Świątynia miała swój cel i nie należało jej wykorzystywać do innych celów. Czy jednak świątynię Bożą możemy porównać do dzisiejszych kościołów lub sal królestwa? W żadnym wypadku. Świątynia ta była wyjątkowa, ponieważ była tylko jedna na całym świecie i nie wolno było budować innych. Inne budowle nawet, jeśli w zamierzeniu miały służyć wielbieniu Boga nie powstały z nakazu Bożego, lecz z interpretacji i potrzeb ludzkich. 

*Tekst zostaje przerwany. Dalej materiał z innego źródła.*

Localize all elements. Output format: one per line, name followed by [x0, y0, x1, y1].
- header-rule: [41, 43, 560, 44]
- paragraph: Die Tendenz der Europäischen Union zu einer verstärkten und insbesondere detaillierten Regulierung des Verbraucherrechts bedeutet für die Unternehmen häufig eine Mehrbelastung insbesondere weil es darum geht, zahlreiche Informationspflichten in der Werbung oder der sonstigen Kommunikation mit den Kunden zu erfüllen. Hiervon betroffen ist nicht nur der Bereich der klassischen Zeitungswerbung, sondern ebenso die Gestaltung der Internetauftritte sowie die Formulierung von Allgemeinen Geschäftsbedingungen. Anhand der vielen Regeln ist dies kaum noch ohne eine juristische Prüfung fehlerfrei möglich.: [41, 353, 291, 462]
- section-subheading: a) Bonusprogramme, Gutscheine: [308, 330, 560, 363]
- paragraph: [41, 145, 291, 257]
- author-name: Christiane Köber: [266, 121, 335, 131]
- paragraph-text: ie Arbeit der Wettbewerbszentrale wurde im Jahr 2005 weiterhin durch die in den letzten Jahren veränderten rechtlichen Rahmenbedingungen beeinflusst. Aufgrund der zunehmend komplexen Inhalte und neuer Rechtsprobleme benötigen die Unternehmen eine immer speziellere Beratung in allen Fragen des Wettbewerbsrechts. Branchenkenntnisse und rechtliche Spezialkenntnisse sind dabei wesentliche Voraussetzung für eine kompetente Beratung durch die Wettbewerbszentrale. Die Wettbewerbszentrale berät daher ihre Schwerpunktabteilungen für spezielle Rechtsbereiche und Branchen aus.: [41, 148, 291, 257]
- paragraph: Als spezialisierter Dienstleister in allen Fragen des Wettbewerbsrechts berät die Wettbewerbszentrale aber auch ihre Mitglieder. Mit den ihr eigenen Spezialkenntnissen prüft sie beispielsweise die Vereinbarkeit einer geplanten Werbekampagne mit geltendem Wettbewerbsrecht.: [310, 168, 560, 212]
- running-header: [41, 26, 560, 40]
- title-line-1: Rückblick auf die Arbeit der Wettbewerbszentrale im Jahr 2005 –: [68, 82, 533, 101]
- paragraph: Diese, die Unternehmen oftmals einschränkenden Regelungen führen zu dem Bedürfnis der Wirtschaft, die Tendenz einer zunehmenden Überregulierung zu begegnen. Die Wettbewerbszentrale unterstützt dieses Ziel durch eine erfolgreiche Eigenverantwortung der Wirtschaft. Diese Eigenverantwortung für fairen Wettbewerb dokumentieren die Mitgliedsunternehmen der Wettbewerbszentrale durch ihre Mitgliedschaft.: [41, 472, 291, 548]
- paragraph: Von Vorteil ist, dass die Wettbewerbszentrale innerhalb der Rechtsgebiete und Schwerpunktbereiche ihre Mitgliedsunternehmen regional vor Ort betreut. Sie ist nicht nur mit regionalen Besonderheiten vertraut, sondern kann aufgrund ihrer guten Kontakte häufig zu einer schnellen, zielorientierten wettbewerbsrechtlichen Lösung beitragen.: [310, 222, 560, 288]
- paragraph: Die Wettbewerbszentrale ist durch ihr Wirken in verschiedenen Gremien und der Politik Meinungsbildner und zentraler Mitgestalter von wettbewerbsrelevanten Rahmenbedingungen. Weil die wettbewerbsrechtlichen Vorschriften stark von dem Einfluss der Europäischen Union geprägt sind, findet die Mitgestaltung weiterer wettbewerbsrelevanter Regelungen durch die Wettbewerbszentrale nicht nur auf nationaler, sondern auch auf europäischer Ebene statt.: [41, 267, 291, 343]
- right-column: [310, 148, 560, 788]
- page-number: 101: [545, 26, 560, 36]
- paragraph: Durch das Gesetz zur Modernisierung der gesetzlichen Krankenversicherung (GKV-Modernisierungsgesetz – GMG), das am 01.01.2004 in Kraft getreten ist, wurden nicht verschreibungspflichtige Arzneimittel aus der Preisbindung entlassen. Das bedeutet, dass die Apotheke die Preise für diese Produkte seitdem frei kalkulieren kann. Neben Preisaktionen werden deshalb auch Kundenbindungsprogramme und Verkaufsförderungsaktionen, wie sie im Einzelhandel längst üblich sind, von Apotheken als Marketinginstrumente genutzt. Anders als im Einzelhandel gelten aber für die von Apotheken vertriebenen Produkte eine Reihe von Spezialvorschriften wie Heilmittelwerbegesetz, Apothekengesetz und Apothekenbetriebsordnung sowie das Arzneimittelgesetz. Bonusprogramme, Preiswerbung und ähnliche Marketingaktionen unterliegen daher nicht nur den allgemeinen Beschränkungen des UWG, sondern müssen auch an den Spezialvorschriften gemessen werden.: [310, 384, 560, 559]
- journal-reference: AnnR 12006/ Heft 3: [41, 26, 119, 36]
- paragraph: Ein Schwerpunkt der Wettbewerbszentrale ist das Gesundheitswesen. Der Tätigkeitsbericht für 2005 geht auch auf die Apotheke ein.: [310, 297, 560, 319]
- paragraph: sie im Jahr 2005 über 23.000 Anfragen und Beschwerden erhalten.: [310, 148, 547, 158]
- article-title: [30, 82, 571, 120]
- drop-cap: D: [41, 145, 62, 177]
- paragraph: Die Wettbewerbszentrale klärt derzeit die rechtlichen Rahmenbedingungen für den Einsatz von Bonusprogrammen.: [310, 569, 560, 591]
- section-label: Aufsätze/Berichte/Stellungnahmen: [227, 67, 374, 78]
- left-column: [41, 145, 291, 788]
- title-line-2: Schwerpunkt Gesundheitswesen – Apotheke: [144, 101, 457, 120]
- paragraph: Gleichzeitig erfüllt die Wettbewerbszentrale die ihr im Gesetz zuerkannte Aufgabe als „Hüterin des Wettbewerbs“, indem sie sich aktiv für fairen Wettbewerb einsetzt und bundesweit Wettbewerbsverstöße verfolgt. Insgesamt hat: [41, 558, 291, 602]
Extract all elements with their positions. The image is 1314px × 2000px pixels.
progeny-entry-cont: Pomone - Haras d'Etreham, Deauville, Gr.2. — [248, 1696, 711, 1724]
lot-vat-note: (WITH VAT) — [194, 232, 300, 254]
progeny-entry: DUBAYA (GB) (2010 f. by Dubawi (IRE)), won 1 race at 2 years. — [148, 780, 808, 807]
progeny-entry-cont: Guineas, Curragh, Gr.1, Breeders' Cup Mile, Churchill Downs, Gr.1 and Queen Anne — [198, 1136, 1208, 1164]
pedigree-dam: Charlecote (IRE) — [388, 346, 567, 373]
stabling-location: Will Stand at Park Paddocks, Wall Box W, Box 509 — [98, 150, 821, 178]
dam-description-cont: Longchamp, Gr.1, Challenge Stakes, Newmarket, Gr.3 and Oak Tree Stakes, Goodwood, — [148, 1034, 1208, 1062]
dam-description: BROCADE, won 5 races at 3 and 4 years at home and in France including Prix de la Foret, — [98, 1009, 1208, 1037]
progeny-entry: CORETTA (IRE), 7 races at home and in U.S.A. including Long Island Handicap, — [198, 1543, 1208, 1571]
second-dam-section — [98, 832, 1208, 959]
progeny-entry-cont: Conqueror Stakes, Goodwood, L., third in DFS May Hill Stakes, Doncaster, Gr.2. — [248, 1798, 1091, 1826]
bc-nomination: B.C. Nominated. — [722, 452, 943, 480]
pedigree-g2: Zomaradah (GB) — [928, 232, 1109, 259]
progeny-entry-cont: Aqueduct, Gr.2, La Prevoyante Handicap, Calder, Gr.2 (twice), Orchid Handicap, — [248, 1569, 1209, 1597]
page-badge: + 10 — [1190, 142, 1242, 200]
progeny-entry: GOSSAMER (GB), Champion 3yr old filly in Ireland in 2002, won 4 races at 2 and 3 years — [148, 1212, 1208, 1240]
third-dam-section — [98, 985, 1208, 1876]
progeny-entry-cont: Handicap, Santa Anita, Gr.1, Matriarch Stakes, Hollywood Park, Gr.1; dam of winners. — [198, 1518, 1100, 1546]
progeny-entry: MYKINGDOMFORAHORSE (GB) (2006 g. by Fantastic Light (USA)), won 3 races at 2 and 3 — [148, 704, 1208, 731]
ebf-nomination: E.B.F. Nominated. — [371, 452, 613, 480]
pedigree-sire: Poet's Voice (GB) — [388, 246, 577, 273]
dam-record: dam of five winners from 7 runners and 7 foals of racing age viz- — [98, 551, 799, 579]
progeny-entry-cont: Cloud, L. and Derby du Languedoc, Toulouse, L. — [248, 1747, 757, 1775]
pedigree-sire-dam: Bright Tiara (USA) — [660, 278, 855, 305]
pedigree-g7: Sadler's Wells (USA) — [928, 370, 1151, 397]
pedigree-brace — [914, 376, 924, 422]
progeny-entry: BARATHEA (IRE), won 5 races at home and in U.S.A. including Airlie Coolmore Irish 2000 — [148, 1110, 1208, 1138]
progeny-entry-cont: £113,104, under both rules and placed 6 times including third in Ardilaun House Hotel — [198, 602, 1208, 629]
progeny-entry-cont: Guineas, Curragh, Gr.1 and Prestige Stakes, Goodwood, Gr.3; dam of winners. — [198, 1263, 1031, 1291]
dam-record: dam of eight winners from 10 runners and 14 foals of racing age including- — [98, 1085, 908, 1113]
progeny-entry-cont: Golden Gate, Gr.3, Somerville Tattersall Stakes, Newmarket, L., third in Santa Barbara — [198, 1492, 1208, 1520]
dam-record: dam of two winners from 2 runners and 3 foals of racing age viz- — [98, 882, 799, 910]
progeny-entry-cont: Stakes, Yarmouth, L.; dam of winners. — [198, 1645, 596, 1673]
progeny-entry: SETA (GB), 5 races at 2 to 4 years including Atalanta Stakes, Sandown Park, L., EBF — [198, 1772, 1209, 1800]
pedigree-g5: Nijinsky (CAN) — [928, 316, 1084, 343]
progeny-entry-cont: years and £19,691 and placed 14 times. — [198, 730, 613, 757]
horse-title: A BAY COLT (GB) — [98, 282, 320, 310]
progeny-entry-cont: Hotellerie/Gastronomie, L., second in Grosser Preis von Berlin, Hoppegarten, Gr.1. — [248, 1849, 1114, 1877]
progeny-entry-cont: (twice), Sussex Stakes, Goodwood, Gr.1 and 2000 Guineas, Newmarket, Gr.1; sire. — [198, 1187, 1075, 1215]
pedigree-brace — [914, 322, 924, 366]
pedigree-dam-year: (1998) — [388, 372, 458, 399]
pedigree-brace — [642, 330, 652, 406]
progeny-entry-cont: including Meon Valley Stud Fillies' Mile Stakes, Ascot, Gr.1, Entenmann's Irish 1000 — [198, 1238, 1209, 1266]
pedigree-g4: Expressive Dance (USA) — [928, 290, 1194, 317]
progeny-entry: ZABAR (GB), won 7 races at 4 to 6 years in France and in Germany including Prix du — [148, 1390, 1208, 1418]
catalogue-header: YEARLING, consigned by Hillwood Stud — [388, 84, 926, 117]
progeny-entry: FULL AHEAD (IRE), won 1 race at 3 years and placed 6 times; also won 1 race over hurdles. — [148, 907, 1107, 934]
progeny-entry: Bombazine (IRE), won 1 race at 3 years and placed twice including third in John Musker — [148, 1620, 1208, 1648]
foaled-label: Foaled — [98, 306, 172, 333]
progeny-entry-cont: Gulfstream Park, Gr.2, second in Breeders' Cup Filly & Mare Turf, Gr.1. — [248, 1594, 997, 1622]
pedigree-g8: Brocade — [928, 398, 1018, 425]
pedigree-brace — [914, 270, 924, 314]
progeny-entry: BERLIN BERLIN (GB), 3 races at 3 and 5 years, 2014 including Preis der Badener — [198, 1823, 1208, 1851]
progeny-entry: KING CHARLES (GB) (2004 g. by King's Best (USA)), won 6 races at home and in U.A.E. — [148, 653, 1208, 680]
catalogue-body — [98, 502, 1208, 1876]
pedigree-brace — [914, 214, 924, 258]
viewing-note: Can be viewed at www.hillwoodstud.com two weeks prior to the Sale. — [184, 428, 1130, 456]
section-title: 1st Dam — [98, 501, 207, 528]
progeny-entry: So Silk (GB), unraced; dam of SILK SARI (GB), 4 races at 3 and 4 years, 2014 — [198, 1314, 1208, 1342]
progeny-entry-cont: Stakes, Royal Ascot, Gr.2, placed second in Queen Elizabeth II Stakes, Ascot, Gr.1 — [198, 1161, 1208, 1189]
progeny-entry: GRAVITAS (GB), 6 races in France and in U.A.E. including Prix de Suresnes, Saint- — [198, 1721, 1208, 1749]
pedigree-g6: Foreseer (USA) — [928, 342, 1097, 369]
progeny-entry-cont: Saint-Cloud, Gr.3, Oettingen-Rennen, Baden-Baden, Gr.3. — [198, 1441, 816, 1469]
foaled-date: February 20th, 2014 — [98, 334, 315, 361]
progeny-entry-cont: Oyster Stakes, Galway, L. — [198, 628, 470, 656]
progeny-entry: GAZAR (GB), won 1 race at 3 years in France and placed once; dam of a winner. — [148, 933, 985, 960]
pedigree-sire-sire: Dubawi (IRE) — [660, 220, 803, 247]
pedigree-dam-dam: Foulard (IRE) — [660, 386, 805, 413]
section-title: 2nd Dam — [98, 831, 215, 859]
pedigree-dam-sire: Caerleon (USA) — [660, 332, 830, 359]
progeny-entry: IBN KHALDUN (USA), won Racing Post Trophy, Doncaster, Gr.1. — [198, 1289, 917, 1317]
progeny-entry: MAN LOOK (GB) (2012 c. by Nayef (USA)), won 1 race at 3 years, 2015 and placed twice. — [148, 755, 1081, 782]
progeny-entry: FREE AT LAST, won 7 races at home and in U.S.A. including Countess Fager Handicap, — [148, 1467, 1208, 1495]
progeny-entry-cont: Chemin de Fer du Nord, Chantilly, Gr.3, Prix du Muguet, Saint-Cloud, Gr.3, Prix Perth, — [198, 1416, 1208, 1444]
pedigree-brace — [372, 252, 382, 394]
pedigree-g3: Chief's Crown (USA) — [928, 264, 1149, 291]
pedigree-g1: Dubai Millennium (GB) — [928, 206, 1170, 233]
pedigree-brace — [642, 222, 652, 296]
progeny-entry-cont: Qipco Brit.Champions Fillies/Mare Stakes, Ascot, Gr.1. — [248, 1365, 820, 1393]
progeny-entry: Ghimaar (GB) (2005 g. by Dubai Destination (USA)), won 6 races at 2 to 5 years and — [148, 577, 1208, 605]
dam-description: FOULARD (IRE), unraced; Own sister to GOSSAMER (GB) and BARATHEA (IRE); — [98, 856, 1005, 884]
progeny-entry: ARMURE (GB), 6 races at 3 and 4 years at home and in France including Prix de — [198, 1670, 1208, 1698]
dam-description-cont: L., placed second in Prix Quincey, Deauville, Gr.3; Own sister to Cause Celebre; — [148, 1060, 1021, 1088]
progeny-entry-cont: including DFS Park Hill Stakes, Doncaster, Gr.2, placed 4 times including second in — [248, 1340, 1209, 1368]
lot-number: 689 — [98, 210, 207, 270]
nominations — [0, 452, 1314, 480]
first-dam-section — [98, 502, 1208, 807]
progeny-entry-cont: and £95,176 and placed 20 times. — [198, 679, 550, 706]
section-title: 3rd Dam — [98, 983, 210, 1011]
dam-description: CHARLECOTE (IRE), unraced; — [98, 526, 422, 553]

Sale Królestwa świadków Jehowy są własnością Towarzystwa Strażnica ich majątkiem a w sensie finansowym ich aktywami. Mało kto wie że większość biznesów sieciowych opiera się na prawach własności do budynków. Prawdziwy biznes McDonalda to nie są kanapki czy frytki tylko ziemia i budynki na niej. Podobnie jest w przypadku Sal Królestwa stanowią one olbrzymi majątek Towarzystwa Strażnica. Obojętnie, co się stanie w przyszłości ktoś tym majątkiem będzie zarządzał. Bogactwo wypływające z tego majątku jest jedynym prawdziwym powodem by porzucić spotkania w małych grupach domowych i wybudować w tym celu specjalne budynki. Spotkania domowe byłyby naśladowaniem pierwszych sług pomazańcowych a budowanie specjalnych miejsc kultu jest naśladownictwem odstępczego chrześcijaństwa. Jaka drogę wybrali świadkowie Jehowy? Oczywiście nie tylko budują specjalne Sale Królestwa, ale także specjalne sale zgromadzeń. 

Osobiście nie mam nic przeciw temu, bo jeśli świadków będzie stać finansowo to niech budują nawet szpitale i szkoły. Ktoś to musi robić i nie ma w tym nic złego. Problem jest z tworzeniem kultu tych miejsc, czyli wzbudzaniem miłości do budynków. Taka miłość jest potrzebna by szeregowi głosiciele dobrowolnie i za darmo chcieli utrzymywać te budynki, pracować w nich, remontować je, itp. W tym celu stawia się im Chrystusa i przekonuje, że on kochał świątynię a więc oni tez powinni. Nigdzie nie znajdziemy takiej informacji w Biblii, ale przecież Chrystus ma „ciało kierownicze” na ziemi, które dostarcza pokarm na czas słuszny a obecnie słuszne jest by w pokarmie tym znalazło się danie pod nazwą „To jest nasze miejsce wielbienia Boga”. W domyśle „trzeba o nie dbać, bo nawet Chrystus kochał świątynię”. 

Świadkowie Jehowy nie kłaniają się posągom, ale czy tylko posągi mogą być powodem zwiedzenia? Czy służba budynkom nie jest tym samym, co służba posągom? I to i to są martwe kamienie.
__________________
krzysztof pomazańcowy

Ps. Świątynia Boża nadal istnieje i są nią słudzy pomazańcowi (1 Koryntian 3:16). Dlatego gdziekolwiek jest nas dwóch lub trzech to Pan jest z nami.

2 komentarze:

  1. Żydzi też kiwają się do muru(swoją drogą-głową muru nie przebijesz) i czczą go bardzo,chociaż nie czczą figur i obrazów,katolicy znowu czczą chyba wszystko na czele z wafelkiem(hostia-podobno ma to być prawdziwe ciało Jezusa,czyli transsubstancja),dobrze że zjadają fałszywkę a nie naszego Pana JESZU

    OdpowiedzUsuń
    Odpowiedzi
    1. Dokładnie tak. w przypadku świadków jest to jednak biznes chodzi tylko o to by majątek organizacja zyskiwał na wartości i żeby to było na koszt szeregowych głosicieli.